少し気になっているのが、採卵期前周期の前に生理が32日で生理周期がズレ始めているのではないか、この採卵前に3周期ほど人工授精を行い毎回HMG(富士)225IUを数回使用していたため、HMG(富士)に対する反応が鈍くなり卵巣が反応しなくなっているのではないかと考えたのですが、そういった可能性は低く刺激に使う薬剤(たとえはHMG ならフェリングや他を用いる)や方法などを変えても5〜7個の採卵を目指すことも難しいのでしょうか。

生理3日目の血液検査で、LH 4.8 mIU/ml、FSH 7.9 mIU/ml、PRL 17.9 ng/ml
クロミッドとHMG (富士)で刺激後、生理9日目の血液検査で、LH 13.6 mIU/ml、FSH 40.5 mIU/ml、E2 61.8 pg/mlで刺激は十分とのことでした。

 
その後採卵できた2つはconventional-IVF で2つとも受精し一つはday3に10-12細胞になりday5に胚盤胞になりましたが、受精卵内に液胞が多くなり活動が止まりました。もう一つはday3に4-6細胞でday5に胚盤胞になりましたが、黒い影のようなものが中に見られ凍結には耐えられないだろうという判断でそのまま移植しました。

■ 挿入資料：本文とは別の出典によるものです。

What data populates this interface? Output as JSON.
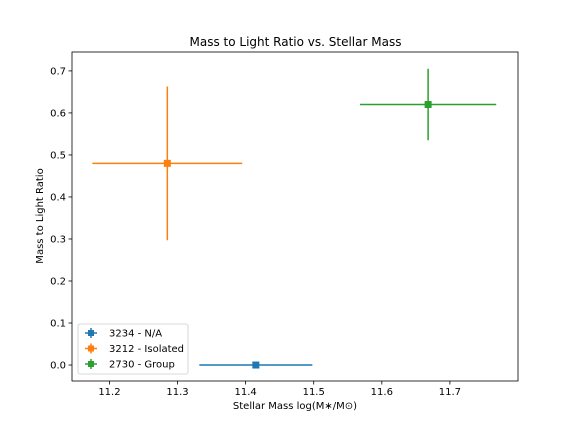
{
  "chart_data": {
    "type": "scatter",
    "title": "Mass to Light Ratio vs. Stellar Mass",
    "xlabel": "Stellar Mass log(M∗/M⊙)",
    "ylabel": "Mass to Light Ratio",
    "xlim": [
      11.145,
      11.8
    ],
    "ylim": [
      -0.038,
      0.745
    ],
    "xticks": [
      11.2,
      11.3,
      11.4,
      11.5,
      11.6,
      11.7
    ],
    "yticks": [
      0.0,
      0.1,
      0.2,
      0.3,
      0.4,
      0.5,
      0.6,
      0.7
    ],
    "grid": false,
    "legend_position": "lower-left",
    "series": [
      {
        "name": "3234 - N/A",
        "color": "#1f77b4",
        "x": 11.415,
        "y": 0.0,
        "xerr": 0.083,
        "yerr": 0.0
      },
      {
        "name": "3212 - Isolated",
        "color": "#ff7f0e",
        "x": 11.285,
        "y": 0.48,
        "xerr": 0.11,
        "yerr": 0.183
      },
      {
        "name": "2730 - Group",
        "color": "#2ca02c",
        "x": 11.668,
        "y": 0.62,
        "xerr": 0.1,
        "yerr": 0.085
      }
    ]
  }
}
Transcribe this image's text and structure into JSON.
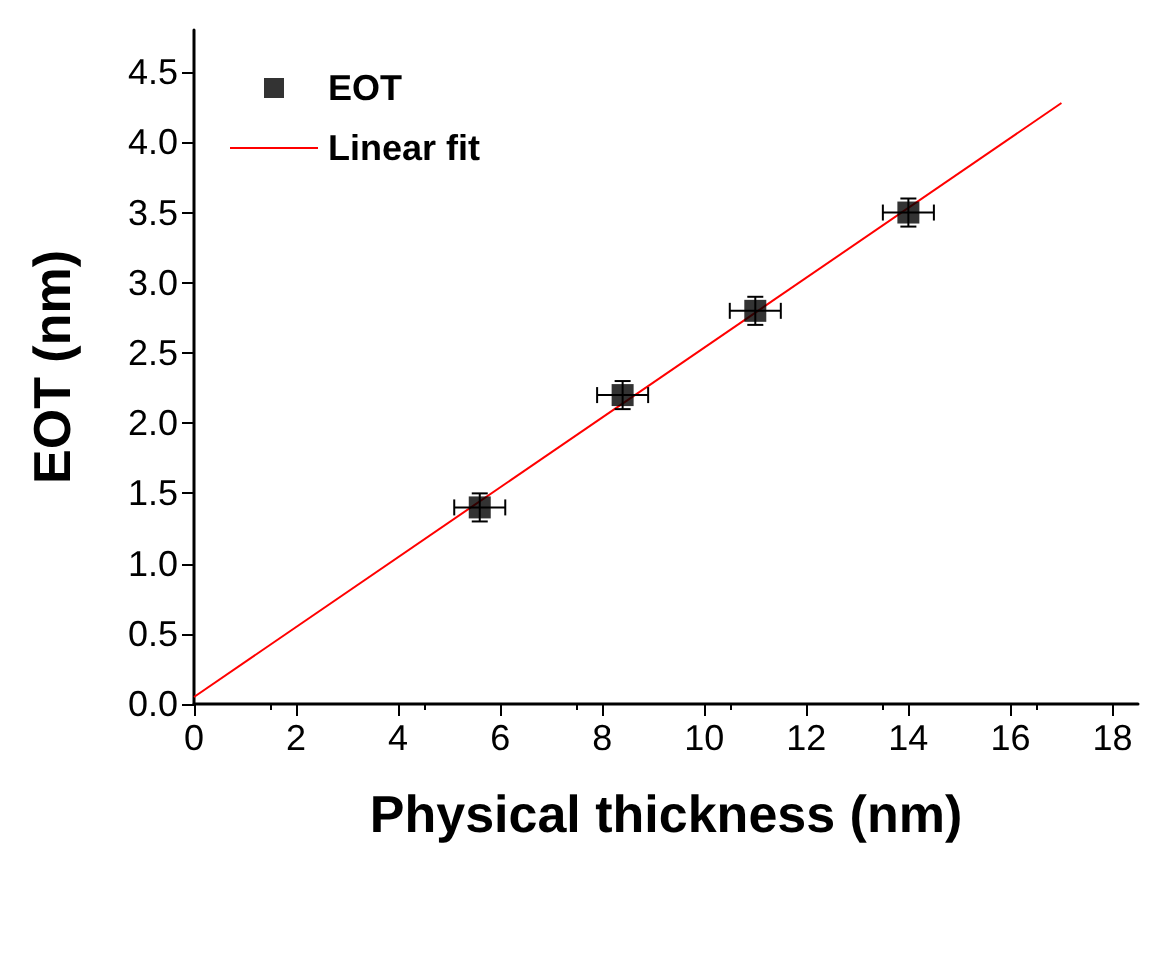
{
  "chart_data": {
    "type": "scatter",
    "xlabel": "Physical thickness (nm)",
    "ylabel": "EOT (nm)",
    "xlim": [
      0,
      18.5
    ],
    "xticks": [
      0,
      2,
      4,
      6,
      8,
      10,
      12,
      14,
      16,
      18
    ],
    "ylim": [
      0,
      4.8
    ],
    "yticks": [
      {
        "value": 0,
        "label": "0.0"
      },
      {
        "value": 0.5,
        "label": "0.5"
      },
      {
        "value": 1,
        "label": "1.0"
      },
      {
        "value": 1.5,
        "label": "1.5"
      },
      {
        "value": 2,
        "label": "2.0"
      },
      {
        "value": 2.5,
        "label": "2.5"
      },
      {
        "value": 3,
        "label": "3.0"
      },
      {
        "value": 3.5,
        "label": "3.5"
      },
      {
        "value": 4,
        "label": "4.0"
      },
      {
        "value": 4.5,
        "label": "4.5"
      }
    ],
    "legend": "top left",
    "grid": false,
    "series": [
      {
        "name": "EOT",
        "marker": "square",
        "color": "#000000",
        "x": [
          5.6,
          8.4,
          11,
          14
        ],
        "values": [
          1.4,
          2.2,
          2.8,
          3.5
        ],
        "errors": [
          0.1,
          0.1,
          0.1,
          0.1
        ],
        "xerrors": [
          0.5,
          0.5,
          0.5,
          0.5
        ]
      },
      {
        "name": "Linear fit",
        "type": "line",
        "color": "#ff0000",
        "x": [
          0,
          17
        ],
        "values": [
          0.05,
          4.28
        ]
      }
    ]
  }
}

結果は8日後にhCGが13で11日後に22で育つことができませんでした。 
 
実際、結局はかけるお金が潤沢でないと可能性も持てないのではと言う気持ちにならざるを得なくなってます。
 
A 気になる所を記します。
1 ビタミンDは、25ヒドロキシビタミンD(25OH-VitD)を採血できていますでしょうか(基準値30〜50)。1,25(OH)2-VitDあるいは25-OHビタミンD分画D2/D3は異なる項目ですので、ご注意ください。また、DHEASは改善を確認していますでしょうか(基準値>200)。

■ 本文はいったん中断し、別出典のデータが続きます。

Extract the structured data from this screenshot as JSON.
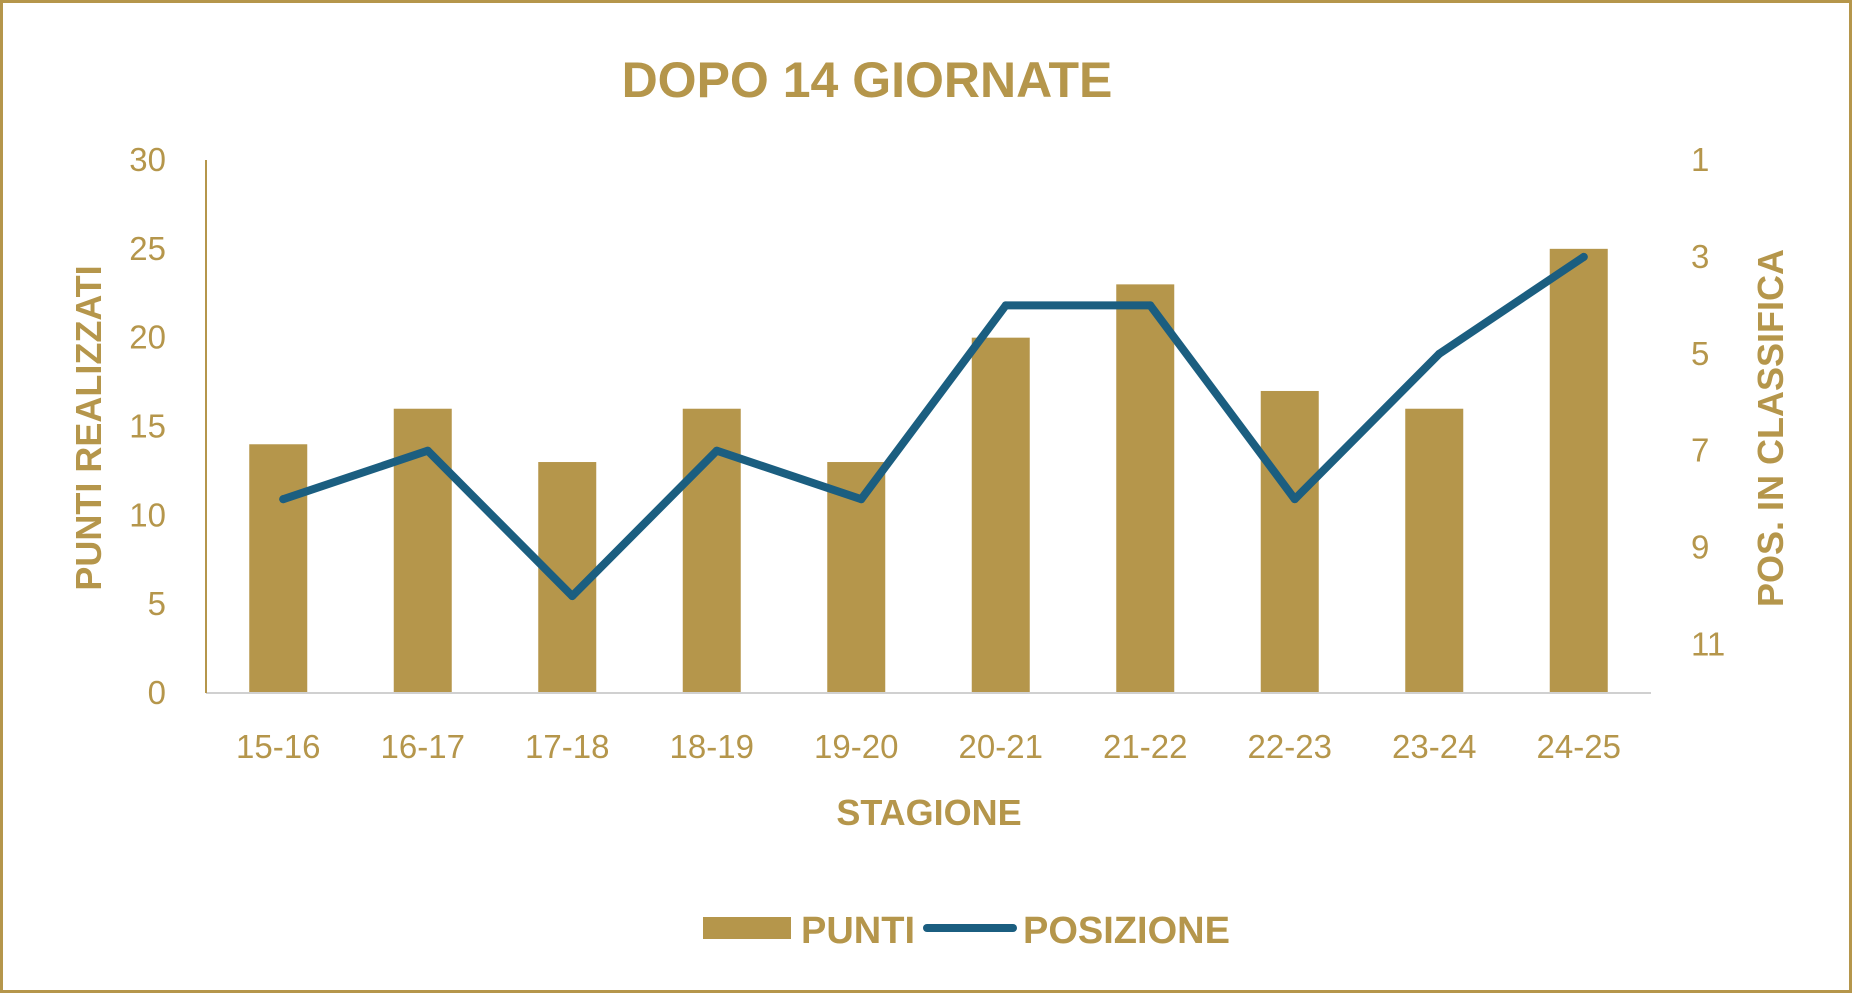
{
  "chart_data": {
    "type": "bar",
    "title": "DOPO 14 GIORNATE",
    "xlabel": "STAGIONE",
    "ylabel": "PUNTI REALIZZATI",
    "y2label": "POS. IN CLASSIFICA",
    "categories": [
      "15-16",
      "16-17",
      "17-18",
      "18-19",
      "19-20",
      "20-21",
      "21-22",
      "22-23",
      "23-24",
      "24-25"
    ],
    "series": [
      {
        "name": "PUNTI",
        "type": "bar",
        "axis": "left",
        "color": "#b5964b",
        "values": [
          14,
          16,
          13,
          16,
          13,
          20,
          23,
          17,
          16,
          25
        ]
      },
      {
        "name": "POSIZIONE",
        "type": "line",
        "axis": "right",
        "color": "#1b5e80",
        "values": [
          8,
          7,
          10,
          7,
          8,
          4,
          4,
          8,
          5,
          3
        ]
      }
    ],
    "ylim": [
      0,
      30
    ],
    "yticks": [
      "0",
      "5",
      "10",
      "15",
      "20",
      "25",
      "30"
    ],
    "y2lim": [
      1,
      12
    ],
    "y2_inverted": true,
    "y2ticks": [
      "1",
      "3",
      "5",
      "7",
      "9",
      "11"
    ],
    "grid": false,
    "legend": "bottom",
    "text_color": "#b5964b",
    "axis_color": "#d0d0d0"
  }
}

2 プレマリンとデュファストンで採卵前周期の準備をしていますが、E2製剤であるプレマリンは前周期後半から使用することで次周期の卵胞数改善の準備になりますが、デュファストンなどの黄体ホルモン製剤は逆効果です。
3 卵巣刺激中のFSHは30前後が最も卵巣の反応が良くなりますので、40.5はやや高いです。このような場合は、HMG/FSH製剤を減量した方が卵胞発育が良くなります。私なら、生理の3日目から、クロミッド1Tとフェリング150単位を連日用います。HMG(富士)に対する反応が鈍くなっている可能性はあまりないと思います。
4 胚盤胞のみを狙っているようですが、培養状況が良くない場合には初期胚での移植をお勧めします。また、日本人は凍結胚の方が新鮮胚よりも妊娠成績が良いですので、全胚凍結し初期胚2個融解胚移植が良いでしょう。
 

なお、このQ&Aは、約3ヶ月前の質問にお答えしております。